🤖 AI Summary
Existing robot imitation learning methods from human RGB videos suffer from kinematic discrepancies and interference from redundant motions, hindering end-to-end autonomous learning. This paper proposes the first end-to-end diffusion model framework for cross-morphological human-to-robot imitation: it directly maps a single RGB frame to a robot joint control sequence, without requiring predefined motion mappings or explicit pose estimation. We introduce the first human-robot mutual imitation video dataset, incorporate a joint configuration constraint mechanism to suppress spurious degrees of freedom, and enable joint perception-action modeling. In the RGB-to-joint-value generation task, our method significantly outperforms state-of-the-art approaches—achieving a 23.6% improvement in motion fidelity and a 31.4% reduction in cross-subject generalization error.
📝 Abstract
There has been substantial progress in humanoid robots, with new skills continuously being taught, ranging from navigation to manipulation. While these abilities may seem impressive, the teaching methods often remain inefficient. To enhance the process of teaching robots, we propose leveraging a mechanism effectively used by humans: teaching by demonstrating. In this paper, we introduce DIRIGENt (DIrect Robotic Imitation GENeration model), a novel end-to-end diffusion approach that directly generates joint values from observing human demonstrations, enabling a robot to imitate these actions without any existing mapping between it and humans.
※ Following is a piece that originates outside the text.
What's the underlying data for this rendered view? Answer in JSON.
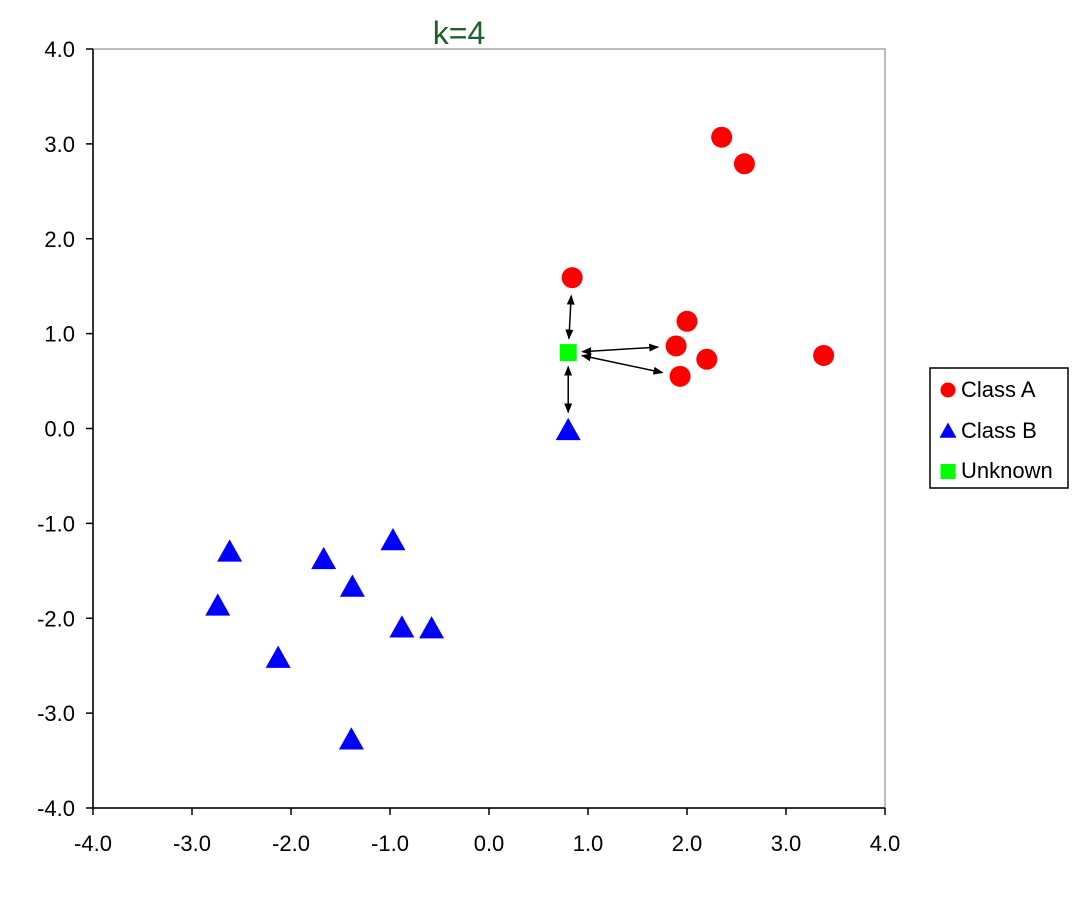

We create a dataset in which humans imitate a robot and then use this collected data to train a diffusion model that enables a robot to imitate humans. The following three aspects are the core of our contribution. First is our novel dataset with natural pairs between human and robot poses, allowing our approach to imitate humans accurately despite the gap between their anatomies. Second, the diffusion input to our model alleviates the challenge of redundant joint configurations, limiting the search space. And finally, our end-to-end architecture from perception to action leads to an improved learning capability. Through our experimental analysis, we show that combining these three aspects allows DIRIGENt to outperform existing state-of-the-art approaches in the field of generating joint values from RGB images.